Root Rot:  Several of my previous posts have dealt with the fungus we call Cotton Root Rot.  It lives in the soil and kills the cotton plants.

 Sprayin' for Worms:  Without the genetic trait for the resistance to the boll worm, a farmer must spray insecticide on his cotton many times throughout the growing season to combat the damage the boll worm causes to cotton.

Bt:  Cottonseed varieties that contain the genetic trait which makes the plant resistant to the boll worm.

Worried About The Wind: When a farmer plants genetically modified cotton in a field next to a farmer who plants non-genetically modified cotton, the wind direction must be considered before chemicals are applied in order to protect the farm with the non-genetically modified cotton from chemical damage.  Most farmers are very considerate of their neighbors in this respect.

Round Up Ready:  Cottonseed varieties that contain the genetic trait which makes the plant resistant to glyphosate herbicide, also known as Round Up.  Cotton grown with this trait can have glyphosate sprayed directly over the growing crop to control the weeds.

Hoe Hands:  Before herbicide was used to control weeds, large groups of farm workers would move from field to field chopping the weeds by hand with hoes

Burn Down:  After a field has been sprayed with herbicide and the weeds have died, you consider that a burn down.

 Cultivate: If you planted genetically modified cotton containing the Round Up Ready trait the previous year, the volunteer plants will be resistant to the herbicide and you must mechanically remove them by plowing with a plow called a cultivator.  Also, if you don't want to spray herbicide or plant non-genetically modified cotton, this simply refers to plowing your cotton crop and cleaning out the weeds between the rows.

Volunteer:  During harvest, locks of cotton are dropped and left in the field.  These locks of cotton contain cottonseed that will sprout the following spring.  These volunteer cotton plants are considered a "weed" since they are not in the row and are not easy to harvest.

Strippin': Dryland cotton is smaller than irrigated cotton and most harvesting is done with Cotton Strippers.  This refers to the way the harvester removes the cotton from the plant.  Sections of rubber flaps called bats and sections of long brushes rotate to strip everything from the stalk: leaves, burrs, cotton and all.  Larger cotton and much of the irrigated cotton use Cotton Pickers to harvest which use units that literally spin the cotton out of the burr taking only the cotton from the plant.

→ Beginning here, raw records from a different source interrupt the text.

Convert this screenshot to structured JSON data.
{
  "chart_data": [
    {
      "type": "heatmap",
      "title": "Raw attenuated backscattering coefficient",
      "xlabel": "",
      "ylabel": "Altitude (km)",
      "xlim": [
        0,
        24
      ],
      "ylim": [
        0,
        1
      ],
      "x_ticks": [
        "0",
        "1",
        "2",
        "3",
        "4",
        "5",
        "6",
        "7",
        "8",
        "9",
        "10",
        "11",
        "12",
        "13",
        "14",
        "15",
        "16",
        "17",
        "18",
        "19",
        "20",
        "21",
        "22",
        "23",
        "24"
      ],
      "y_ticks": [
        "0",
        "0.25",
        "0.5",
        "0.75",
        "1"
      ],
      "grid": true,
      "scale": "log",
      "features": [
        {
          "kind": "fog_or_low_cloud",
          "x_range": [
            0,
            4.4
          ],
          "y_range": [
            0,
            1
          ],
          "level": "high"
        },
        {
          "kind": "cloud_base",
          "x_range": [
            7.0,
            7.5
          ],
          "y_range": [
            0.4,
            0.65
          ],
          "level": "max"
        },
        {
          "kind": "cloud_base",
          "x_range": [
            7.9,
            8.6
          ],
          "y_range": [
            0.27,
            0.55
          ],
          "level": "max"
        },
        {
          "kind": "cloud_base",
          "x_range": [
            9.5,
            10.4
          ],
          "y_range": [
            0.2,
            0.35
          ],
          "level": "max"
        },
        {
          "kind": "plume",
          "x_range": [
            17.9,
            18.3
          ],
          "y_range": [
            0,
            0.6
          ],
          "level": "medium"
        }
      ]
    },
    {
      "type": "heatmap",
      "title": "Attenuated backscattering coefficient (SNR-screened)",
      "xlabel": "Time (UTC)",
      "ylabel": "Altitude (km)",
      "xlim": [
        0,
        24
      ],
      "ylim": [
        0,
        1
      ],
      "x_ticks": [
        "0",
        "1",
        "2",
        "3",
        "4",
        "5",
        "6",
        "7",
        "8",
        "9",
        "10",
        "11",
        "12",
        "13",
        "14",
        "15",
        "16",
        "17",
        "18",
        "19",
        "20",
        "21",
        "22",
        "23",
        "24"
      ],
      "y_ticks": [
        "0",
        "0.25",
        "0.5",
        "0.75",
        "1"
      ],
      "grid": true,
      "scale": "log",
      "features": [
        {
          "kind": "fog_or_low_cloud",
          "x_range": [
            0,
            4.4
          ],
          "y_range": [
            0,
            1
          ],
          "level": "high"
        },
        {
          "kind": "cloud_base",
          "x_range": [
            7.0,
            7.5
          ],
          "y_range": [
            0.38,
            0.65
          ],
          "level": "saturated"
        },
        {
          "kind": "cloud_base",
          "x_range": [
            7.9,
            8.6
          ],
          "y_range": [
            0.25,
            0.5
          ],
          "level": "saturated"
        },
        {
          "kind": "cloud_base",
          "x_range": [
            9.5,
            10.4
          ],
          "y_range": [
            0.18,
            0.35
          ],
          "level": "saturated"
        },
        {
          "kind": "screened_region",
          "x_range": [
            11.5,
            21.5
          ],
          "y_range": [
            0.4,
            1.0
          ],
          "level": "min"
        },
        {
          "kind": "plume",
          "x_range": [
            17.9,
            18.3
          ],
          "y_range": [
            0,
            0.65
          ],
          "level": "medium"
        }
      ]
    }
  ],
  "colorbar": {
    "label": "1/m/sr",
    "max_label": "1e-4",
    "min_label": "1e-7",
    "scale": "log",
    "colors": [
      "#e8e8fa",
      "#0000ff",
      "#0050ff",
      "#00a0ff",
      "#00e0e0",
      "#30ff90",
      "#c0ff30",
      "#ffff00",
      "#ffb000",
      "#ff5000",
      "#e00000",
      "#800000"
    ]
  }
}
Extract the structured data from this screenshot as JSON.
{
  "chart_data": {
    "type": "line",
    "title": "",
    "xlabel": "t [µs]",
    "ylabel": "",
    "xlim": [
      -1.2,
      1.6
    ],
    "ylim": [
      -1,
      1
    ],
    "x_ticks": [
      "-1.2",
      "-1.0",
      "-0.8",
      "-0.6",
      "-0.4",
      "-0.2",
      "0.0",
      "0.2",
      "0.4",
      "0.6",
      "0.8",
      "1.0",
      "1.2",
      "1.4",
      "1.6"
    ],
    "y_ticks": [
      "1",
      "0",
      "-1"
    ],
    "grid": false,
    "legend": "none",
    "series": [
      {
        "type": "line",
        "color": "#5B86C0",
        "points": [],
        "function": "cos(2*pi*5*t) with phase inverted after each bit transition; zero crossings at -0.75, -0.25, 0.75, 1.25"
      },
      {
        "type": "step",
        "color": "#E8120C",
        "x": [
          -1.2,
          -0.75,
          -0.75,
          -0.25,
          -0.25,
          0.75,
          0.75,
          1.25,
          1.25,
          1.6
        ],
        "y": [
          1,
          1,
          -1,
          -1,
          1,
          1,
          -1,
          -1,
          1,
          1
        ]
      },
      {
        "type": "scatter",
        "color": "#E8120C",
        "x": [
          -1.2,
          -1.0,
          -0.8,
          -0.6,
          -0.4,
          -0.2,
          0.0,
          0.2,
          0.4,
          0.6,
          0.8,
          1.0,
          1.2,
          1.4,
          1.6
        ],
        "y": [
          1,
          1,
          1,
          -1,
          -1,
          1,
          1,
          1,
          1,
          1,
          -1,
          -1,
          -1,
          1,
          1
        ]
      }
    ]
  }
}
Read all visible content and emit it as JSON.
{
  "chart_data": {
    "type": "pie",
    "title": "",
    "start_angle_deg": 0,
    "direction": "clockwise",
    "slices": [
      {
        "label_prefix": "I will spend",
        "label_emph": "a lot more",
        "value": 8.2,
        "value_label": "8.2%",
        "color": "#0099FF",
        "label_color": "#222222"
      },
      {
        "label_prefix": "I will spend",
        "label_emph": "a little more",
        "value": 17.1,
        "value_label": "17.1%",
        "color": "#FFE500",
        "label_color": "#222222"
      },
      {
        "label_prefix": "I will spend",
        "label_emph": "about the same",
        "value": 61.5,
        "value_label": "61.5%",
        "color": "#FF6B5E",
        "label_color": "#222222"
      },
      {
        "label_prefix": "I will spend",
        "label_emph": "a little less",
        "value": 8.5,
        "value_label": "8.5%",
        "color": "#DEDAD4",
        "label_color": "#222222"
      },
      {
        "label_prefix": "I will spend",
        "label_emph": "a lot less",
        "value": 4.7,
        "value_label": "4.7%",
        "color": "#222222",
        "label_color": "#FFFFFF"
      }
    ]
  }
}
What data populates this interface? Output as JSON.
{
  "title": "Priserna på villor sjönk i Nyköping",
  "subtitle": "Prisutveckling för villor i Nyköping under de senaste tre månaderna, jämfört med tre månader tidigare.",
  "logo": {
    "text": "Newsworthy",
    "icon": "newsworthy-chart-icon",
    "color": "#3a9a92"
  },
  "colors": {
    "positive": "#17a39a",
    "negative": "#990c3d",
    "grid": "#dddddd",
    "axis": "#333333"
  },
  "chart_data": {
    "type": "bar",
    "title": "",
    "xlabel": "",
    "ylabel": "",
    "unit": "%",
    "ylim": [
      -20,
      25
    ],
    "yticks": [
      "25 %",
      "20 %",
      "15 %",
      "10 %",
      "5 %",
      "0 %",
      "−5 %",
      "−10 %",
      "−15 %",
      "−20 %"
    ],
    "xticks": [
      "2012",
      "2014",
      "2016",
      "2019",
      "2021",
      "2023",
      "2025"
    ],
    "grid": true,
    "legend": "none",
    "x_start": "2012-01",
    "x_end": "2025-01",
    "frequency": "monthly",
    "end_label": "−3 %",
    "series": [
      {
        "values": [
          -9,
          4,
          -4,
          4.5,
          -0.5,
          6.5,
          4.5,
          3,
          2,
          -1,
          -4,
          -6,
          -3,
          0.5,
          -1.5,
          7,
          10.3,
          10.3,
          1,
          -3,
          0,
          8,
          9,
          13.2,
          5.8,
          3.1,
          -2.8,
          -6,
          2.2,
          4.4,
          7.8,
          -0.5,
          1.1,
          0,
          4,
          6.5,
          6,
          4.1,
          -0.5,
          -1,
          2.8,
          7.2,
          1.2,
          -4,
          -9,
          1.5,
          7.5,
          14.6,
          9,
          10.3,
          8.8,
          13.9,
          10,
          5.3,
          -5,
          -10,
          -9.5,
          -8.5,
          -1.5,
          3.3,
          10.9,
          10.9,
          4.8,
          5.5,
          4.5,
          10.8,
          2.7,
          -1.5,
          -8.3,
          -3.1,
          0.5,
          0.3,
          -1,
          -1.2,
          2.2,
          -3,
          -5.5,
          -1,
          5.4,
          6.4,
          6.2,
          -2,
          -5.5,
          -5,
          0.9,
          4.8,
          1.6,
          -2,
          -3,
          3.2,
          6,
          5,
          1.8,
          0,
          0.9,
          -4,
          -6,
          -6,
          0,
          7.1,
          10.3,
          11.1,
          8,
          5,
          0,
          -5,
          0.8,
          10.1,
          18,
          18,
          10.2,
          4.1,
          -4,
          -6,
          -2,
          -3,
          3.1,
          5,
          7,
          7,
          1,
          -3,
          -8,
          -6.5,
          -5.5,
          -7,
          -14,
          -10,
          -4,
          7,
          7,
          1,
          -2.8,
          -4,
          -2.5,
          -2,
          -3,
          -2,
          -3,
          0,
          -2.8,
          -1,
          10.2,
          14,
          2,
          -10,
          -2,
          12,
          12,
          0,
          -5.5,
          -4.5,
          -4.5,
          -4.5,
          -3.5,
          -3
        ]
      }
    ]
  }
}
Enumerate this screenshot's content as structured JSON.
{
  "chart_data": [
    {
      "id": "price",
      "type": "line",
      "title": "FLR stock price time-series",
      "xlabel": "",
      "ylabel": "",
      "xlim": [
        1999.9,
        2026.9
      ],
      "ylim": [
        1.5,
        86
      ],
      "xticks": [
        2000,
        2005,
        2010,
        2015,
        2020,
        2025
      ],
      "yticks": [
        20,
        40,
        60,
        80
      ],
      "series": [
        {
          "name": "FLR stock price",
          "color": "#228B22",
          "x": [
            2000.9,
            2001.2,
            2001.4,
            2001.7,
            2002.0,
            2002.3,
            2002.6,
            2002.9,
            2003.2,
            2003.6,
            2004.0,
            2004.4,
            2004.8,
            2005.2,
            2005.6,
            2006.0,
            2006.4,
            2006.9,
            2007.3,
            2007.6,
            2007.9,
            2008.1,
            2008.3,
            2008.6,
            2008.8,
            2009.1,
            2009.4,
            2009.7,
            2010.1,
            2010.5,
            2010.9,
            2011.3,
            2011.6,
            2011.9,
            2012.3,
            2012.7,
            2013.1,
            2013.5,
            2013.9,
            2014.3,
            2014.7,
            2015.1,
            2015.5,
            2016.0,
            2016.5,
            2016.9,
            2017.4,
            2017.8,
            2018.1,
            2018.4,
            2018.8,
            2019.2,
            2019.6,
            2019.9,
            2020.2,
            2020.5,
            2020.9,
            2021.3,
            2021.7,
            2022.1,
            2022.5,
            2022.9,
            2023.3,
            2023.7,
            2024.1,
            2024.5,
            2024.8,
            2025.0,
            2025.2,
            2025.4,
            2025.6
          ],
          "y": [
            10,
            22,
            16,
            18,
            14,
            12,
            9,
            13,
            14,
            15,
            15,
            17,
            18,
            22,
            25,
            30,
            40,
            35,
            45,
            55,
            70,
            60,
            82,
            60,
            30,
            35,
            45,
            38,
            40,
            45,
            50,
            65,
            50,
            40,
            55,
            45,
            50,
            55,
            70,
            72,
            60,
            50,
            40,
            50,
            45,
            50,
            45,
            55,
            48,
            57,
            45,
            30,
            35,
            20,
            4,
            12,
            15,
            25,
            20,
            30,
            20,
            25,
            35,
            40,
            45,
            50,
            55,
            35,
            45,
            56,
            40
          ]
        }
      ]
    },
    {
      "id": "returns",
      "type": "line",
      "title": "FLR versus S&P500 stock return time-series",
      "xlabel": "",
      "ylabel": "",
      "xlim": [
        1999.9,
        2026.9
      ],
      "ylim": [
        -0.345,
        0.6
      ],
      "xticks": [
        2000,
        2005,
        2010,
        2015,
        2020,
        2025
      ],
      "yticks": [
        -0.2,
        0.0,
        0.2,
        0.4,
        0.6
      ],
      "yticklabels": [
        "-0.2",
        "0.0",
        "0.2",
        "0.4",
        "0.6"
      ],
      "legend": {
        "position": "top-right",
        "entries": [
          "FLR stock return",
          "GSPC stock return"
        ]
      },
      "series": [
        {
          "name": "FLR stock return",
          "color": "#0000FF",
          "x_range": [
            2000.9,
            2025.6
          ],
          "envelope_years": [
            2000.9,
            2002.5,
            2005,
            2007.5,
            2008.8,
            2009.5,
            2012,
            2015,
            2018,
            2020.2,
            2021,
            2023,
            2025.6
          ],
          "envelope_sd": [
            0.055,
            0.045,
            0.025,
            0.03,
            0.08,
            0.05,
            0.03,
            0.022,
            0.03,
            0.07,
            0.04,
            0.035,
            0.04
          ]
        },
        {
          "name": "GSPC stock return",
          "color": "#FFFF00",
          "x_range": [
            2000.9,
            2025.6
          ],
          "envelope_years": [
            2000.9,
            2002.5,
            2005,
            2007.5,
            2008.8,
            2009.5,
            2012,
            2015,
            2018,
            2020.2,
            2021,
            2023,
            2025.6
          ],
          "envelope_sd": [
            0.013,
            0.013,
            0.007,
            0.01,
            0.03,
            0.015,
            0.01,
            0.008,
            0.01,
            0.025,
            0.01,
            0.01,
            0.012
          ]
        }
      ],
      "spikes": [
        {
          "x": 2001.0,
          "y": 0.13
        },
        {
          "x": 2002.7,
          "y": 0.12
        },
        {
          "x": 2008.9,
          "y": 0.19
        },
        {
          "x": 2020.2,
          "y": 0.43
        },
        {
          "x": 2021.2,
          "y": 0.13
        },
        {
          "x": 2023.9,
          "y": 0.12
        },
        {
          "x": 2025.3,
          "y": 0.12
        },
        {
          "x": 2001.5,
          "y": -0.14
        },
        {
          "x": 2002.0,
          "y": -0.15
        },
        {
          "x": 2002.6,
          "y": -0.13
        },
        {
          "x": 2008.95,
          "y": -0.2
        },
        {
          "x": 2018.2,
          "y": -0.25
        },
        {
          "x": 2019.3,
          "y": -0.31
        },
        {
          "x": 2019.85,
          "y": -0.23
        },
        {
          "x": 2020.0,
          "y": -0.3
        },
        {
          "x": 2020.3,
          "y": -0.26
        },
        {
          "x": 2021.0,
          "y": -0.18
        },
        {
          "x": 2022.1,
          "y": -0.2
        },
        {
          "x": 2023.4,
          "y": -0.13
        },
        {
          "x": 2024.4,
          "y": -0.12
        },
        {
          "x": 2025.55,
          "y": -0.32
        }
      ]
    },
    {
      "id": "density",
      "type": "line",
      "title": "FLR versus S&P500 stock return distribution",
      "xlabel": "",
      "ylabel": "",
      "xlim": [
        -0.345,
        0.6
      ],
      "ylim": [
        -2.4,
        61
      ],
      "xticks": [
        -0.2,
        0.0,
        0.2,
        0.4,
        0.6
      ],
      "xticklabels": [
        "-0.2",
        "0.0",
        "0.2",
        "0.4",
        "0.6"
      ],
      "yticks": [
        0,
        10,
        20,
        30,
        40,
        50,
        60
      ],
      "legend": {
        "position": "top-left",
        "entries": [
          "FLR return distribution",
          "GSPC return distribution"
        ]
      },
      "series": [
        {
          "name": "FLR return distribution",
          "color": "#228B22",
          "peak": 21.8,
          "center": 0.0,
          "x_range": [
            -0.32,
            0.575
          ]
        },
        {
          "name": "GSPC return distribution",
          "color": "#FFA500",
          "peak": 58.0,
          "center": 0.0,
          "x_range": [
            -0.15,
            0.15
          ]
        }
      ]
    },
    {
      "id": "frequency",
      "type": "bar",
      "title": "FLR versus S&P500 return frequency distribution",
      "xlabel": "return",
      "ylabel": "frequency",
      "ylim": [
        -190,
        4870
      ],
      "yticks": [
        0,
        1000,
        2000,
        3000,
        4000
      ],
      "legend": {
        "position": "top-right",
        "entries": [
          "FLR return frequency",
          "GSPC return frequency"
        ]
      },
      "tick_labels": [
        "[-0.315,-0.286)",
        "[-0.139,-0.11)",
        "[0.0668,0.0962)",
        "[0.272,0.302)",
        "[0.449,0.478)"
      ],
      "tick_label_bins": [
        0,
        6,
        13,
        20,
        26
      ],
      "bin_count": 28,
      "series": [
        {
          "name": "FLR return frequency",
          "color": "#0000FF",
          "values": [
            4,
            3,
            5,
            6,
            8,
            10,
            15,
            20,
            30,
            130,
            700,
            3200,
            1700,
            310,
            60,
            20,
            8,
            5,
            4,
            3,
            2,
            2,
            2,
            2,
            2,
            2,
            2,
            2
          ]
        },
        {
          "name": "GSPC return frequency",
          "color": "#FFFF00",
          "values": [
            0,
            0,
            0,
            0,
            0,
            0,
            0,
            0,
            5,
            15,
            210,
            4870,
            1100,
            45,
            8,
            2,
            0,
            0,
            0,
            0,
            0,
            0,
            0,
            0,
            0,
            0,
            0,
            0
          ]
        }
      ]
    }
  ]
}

Barks:  Refers to the bark from the woody cotton stem.  This bark can make it's way into the cotton fibers and cause the grade of the cotton to come back marked "Bark."  This lowers the price a farmer will receive for that cotton since the bark must be removed from the fibers before it can be spun into thread and fabric.  Different factors can contribute to the problem, such as cotton that has died due to Cotton Root Rot.

I hope this clears up some of the language barrier that can occur as you read my blogs about cotton farming or if you ever find yourself leaning on the back of a pick up truck on the turn row talking about cotton to the Farmer I Kiss.  Leave me a comment with your own special definitions from your farming operations.